Intent: Avoid recommending outdated methods. Run this before citing a classic technique to see if something better has replaced it.

Invocation:

{ "entity": "word2vec" }

Response shape:

{
  "entity": {
    "id": "paper:word2vec",
    "type": "paper",
    "title": "Efficient Estimation of Word Representations in Vector Space",
    "year": 2013
  },
  "is_obsolete": true,
  "superseded_by": [
    {
      "superseded_by": {
        "id": "paper:glove",
        "title": "GloVe: Global Vectors for Word Representation",
        "year": 2014
      },
      "confidence": 0.76
    },
    {
      "superseded_by": {
        "id": "paper:bert",
        "title": "BERT: Pre-training of Deep Bidirectional Transformers for Language Understanding",
        "year": 2018
      },
      "confidence": 0.88
    }
  ],
  "supersedes": [],
  "summary": "This method has been superseded by 2 newer work(s)."
}

decide — ranked recommendations

Intent: Given a task and constraints, get ranked methods to try.
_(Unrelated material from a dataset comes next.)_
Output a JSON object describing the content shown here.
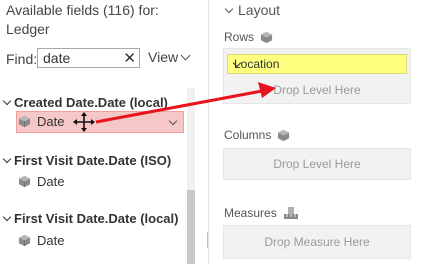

Enox filters out candidates with known failures that match your constraints, then ranks survivors by their win edges.

Invocation:

{
  "task": "link prediction on knowledge graphs",
  "constraints": ["antisymmetric relations"],
  "limit": 5
}

Response shape:

{
  "task": "link prediction on knowledge graphs",
  "constraints": ["antisymmetric relations"],
  "recommendations": [
    {
      "rank": 1,
      "entity": {
        "id": "paper:rotate",
        "title": "RotatE: Knowledge Graph Embedding by Relational Rotation in Complex Space",
        "year": 2019
      },
      "score": 3.21,
      "wins": 2,
      "known_failures": 0
    },
    {
      "rank": 2,
      "entity": {
        "id": "paper:complex",
        "title": "Complex Embeddings for Simple Link Prediction",
        "year": 2016
      },
      "score": 2.87,
      "wins": 1,
      "known_failures": 1
    }
  ],
  "total_candidates": 34,
  "after_filtering": 28
}

TransE was filtered out because query_failures shows it fails on antisymmetric relations — exactly the constraint you specified.


Typical workflow

This is the pattern an AI agent would follow to answer “what should I use for X?”:

Step 1 — find entity IDs

search("raft consensus")

→ Returns paper:raft and concept:distributed-consensus

Step 2 — understand the landscape

explore("Raft")

→ Shows that Raft supersedes Paxos, enables etcd and CockroachDB

Step 3 — check if your baseline is outdated

check_obsolete("Paxos")

is_obsolete: true, superseded by Raft and Multi-Paxos variants

Step 4 — get ranked recommendations with constraints

decide("distributed consensus", constraints=["byzantine faults"])

→ Returns PBFT, HotStuff, Tendermint — filtered and ranked by wins in the relevant failure modes

By chaining these four calls, an agent gets a defensible, evidence-backed recommendation in seconds rather than spending tokens on open-ended search.